The remaining equity in SpaceX is spread across some of the world’s most powerful institutional investors — including Alphabet, Fidelity, Sequoia Capital, Andreessen Horowitz, and several sovereign wealth funds from the Middle East. Following the landmark February 2026 merger with xAI, NVIDIA and the Qatar Investment Authority also joined the cap table.
Starlink has grown from its first satellite launch in 2019 to a network of over 10,020 satellites serving more than 10 million subscribers in 150+ countries — generating roughly $10 billion in annual revenue and representing 50–80% of all SpaceX income. A planned IPO in mid-2026 could value the combined SpaceX-xAI entity at $1.75 trillion — potentially the largest public offering in history. When that happens, Starlink will finally be something ordinary investors can own a piece of — even if Elon Musk will still be the one calling every shot.
Frequently Asked Questions (FAQs)
Q1. Who owns Starlink in 2026?
Starlink is owned by Starlink Services, LLC, a wholly owned subsidiary of SpaceX, which is controlled by Elon Musk.
Q2. What percentage of SpaceX does Elon Musk own?
Elon Musk owns approximately 42–43% of SpaceX’s equity and controls roughly 79% of all voting rights.

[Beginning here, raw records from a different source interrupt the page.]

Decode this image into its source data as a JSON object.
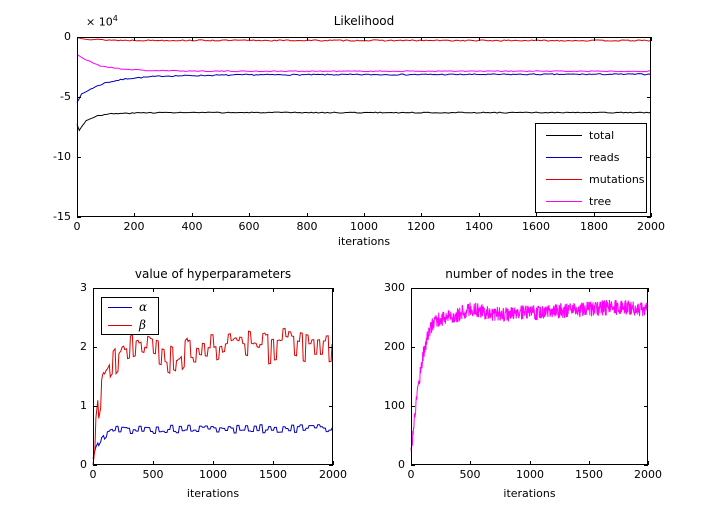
{
  "figure": {
    "background": "#ffffff",
    "axes_color": "#000000",
    "text_color": "#000000"
  },
  "chart_data": [
    {
      "type": "line",
      "title": "Likelihood",
      "xlabel": "iterations",
      "ylabel": "",
      "y_scale_label": {
        "base": "× 10",
        "exp": "4"
      },
      "xlim": [
        0,
        2000
      ],
      "ylim": [
        -15,
        0
      ],
      "xticks": [
        0,
        200,
        400,
        600,
        800,
        1000,
        1200,
        1400,
        1600,
        1800,
        2000
      ],
      "yticks": [
        0,
        -5,
        -10,
        -15
      ],
      "grid": false,
      "legend": {
        "position": "bottom-right",
        "entries": [
          "total",
          "reads",
          "mutations",
          "tree"
        ]
      },
      "series": [
        {
          "name": "total",
          "color": "#000000",
          "keypoints": [
            [
              0,
              -7.3
            ],
            [
              8,
              -7.75
            ],
            [
              30,
              -7.0
            ],
            [
              70,
              -6.55
            ],
            [
              120,
              -6.4
            ],
            [
              250,
              -6.3
            ],
            [
              2000,
              -6.3
            ]
          ],
          "noise": 0.04,
          "step": 8,
          "hold": 1,
          "seed": 3
        },
        {
          "name": "reads",
          "color": "#0000bb",
          "keypoints": [
            [
              0,
              -5.4
            ],
            [
              15,
              -4.8
            ],
            [
              50,
              -4.3
            ],
            [
              100,
              -3.8
            ],
            [
              180,
              -3.45
            ],
            [
              300,
              -3.25
            ],
            [
              600,
              -3.15
            ],
            [
              2000,
              -3.1
            ]
          ],
          "noise": 0.05,
          "step": 8,
          "hold": 1,
          "seed": 7
        },
        {
          "name": "mutations",
          "color": "#dd0000",
          "keypoints": [
            [
              0,
              -0.05
            ],
            [
              50,
              -0.2
            ],
            [
              150,
              -0.28
            ],
            [
              2000,
              -0.3
            ]
          ],
          "noise": 0.05,
          "step": 8,
          "hold": 1,
          "seed": 13
        },
        {
          "name": "tree",
          "color": "#ff00ff",
          "keypoints": [
            [
              0,
              -1.45
            ],
            [
              30,
              -1.9
            ],
            [
              80,
              -2.4
            ],
            [
              150,
              -2.65
            ],
            [
              250,
              -2.8
            ],
            [
              500,
              -2.85
            ],
            [
              2000,
              -2.85
            ]
          ],
          "noise": 0.04,
          "step": 8,
          "hold": 1,
          "seed": 21
        }
      ]
    },
    {
      "type": "line",
      "title": "value of hyperparameters",
      "xlabel": "iterations",
      "ylabel": "",
      "xlim": [
        0,
        2000
      ],
      "ylim": [
        0,
        3
      ],
      "xticks": [
        0,
        500,
        1000,
        1500,
        2000
      ],
      "yticks": [
        0,
        1,
        2,
        3
      ],
      "grid": false,
      "legend": {
        "position": "top-left",
        "entries": [
          "α",
          "β"
        ]
      },
      "series": [
        {
          "name": "alpha",
          "color": "#0000bb",
          "keypoints": [
            [
              0,
              0.08
            ],
            [
              20,
              0.25
            ],
            [
              60,
              0.42
            ],
            [
              120,
              0.55
            ],
            [
              200,
              0.6
            ],
            [
              2000,
              0.62
            ]
          ],
          "noise": 0.07,
          "step": 8,
          "hold": 3,
          "seed": 5
        },
        {
          "name": "beta",
          "color": "#dd0000",
          "keypoints": [
            [
              0,
              0.15
            ],
            [
              40,
              0.9
            ],
            [
              80,
              1.35
            ],
            [
              150,
              1.65
            ],
            [
              250,
              1.9
            ],
            [
              400,
              2.0
            ],
            [
              600,
              1.85
            ],
            [
              700,
              1.75
            ],
            [
              800,
              2.0
            ],
            [
              1000,
              1.95
            ],
            [
              1200,
              2.1
            ],
            [
              1400,
              1.95
            ],
            [
              1600,
              2.05
            ],
            [
              1800,
              1.95
            ],
            [
              2000,
              2.0
            ]
          ],
          "noise": 0.28,
          "step": 8,
          "hold": 3,
          "seed": 9
        }
      ]
    },
    {
      "type": "line",
      "title": "number of nodes in the tree",
      "xlabel": "iterations",
      "ylabel": "",
      "xlim": [
        0,
        2000
      ],
      "ylim": [
        0,
        300
      ],
      "xticks": [
        0,
        500,
        1000,
        1500,
        2000
      ],
      "yticks": [
        0,
        100,
        200,
        300
      ],
      "grid": false,
      "legend": null,
      "series": [
        {
          "name": "nodes",
          "color": "#ff00ff",
          "keypoints": [
            [
              0,
              25
            ],
            [
              20,
              60
            ],
            [
              50,
              120
            ],
            [
              100,
              185
            ],
            [
              150,
              225
            ],
            [
              200,
              245
            ],
            [
              300,
              250
            ],
            [
              400,
              255
            ],
            [
              500,
              265
            ],
            [
              650,
              258
            ],
            [
              800,
              255
            ],
            [
              1000,
              258
            ],
            [
              1200,
              260
            ],
            [
              1400,
              262
            ],
            [
              1600,
              266
            ],
            [
              1800,
              268
            ],
            [
              2000,
              262
            ]
          ],
          "noise": 13,
          "step": 3,
          "hold": 1,
          "seed": 17
        }
      ]
    }
  ]
}
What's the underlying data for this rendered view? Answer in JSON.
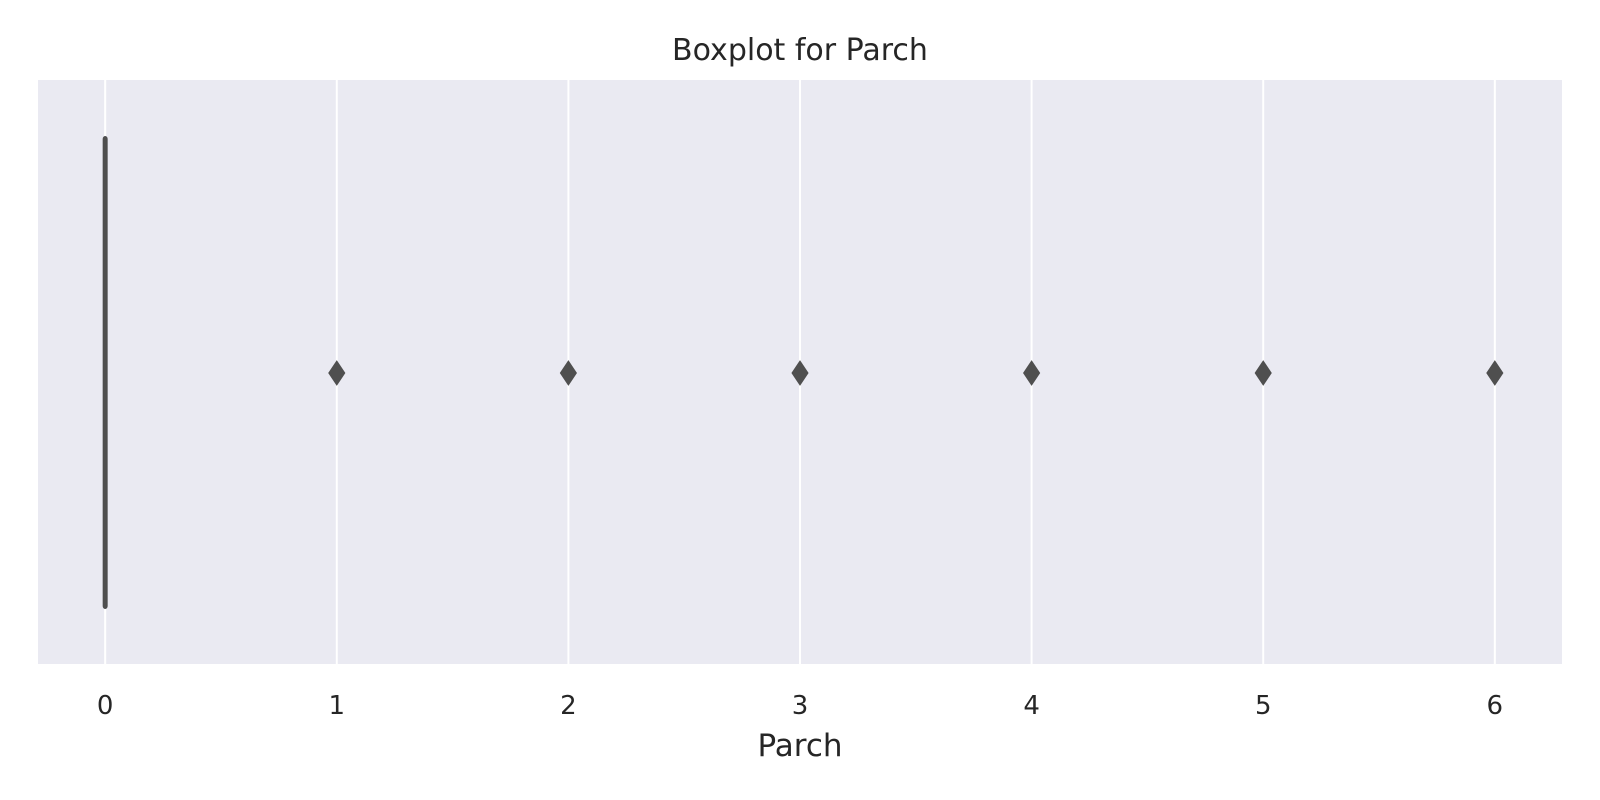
{
  "chart_data": {
    "type": "boxplot",
    "orientation": "horizontal",
    "title": "Boxplot for Parch",
    "xlabel": "Parch",
    "ylabel": "",
    "xlim": [
      -0.29,
      6.29
    ],
    "x_ticks": [
      0,
      1,
      2,
      3,
      4,
      5,
      6
    ],
    "x_tick_labels": [
      "0",
      "1",
      "2",
      "3",
      "4",
      "5",
      "6"
    ],
    "grid": true,
    "box": {
      "min": 0,
      "q1": 0,
      "median": 0,
      "q3": 0,
      "max": 0
    },
    "outliers": [
      1,
      2,
      3,
      4,
      5,
      6
    ],
    "colors": {
      "plot_background": "#eaeaf2",
      "grid": "#ffffff",
      "box": "#4f4f4f",
      "text": "#262626"
    }
  }
}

Q3. Is Starlink a separate company from SpaceX?
No. Starlink is a wholly owned subsidiary of SpaceX — it is not an independent company.
Q4. Who are the biggest investors in SpaceX besides Elon Musk?
The biggest outside investors include Alphabet (Google), Fidelity Investments, Sequoia Capital, and Andreessen Horowitz.
Q5. How many Starlink subscribers are there in 2026?
Starlink surpassed 10 million subscribers across more than 150 countries as of February 2026.
Q6. How much revenue does Starlink generate?
Starlink generated approximately $10 billion in revenue in 2025, representing 50–80% of all SpaceX income.
Q7. What was the SpaceX and xAI merger in 2026?
On February 2, 2026, SpaceX acquired Elon Musk’s AI company xAI in an all-stock deal valuing the combined entity at $1.25 trillion.
Q8. Can regular investors buy Starlink stock?
Not yet — SpaceX is private, but a public IPO is expected in mid-2026 at a target valuation of $1.75 trillion.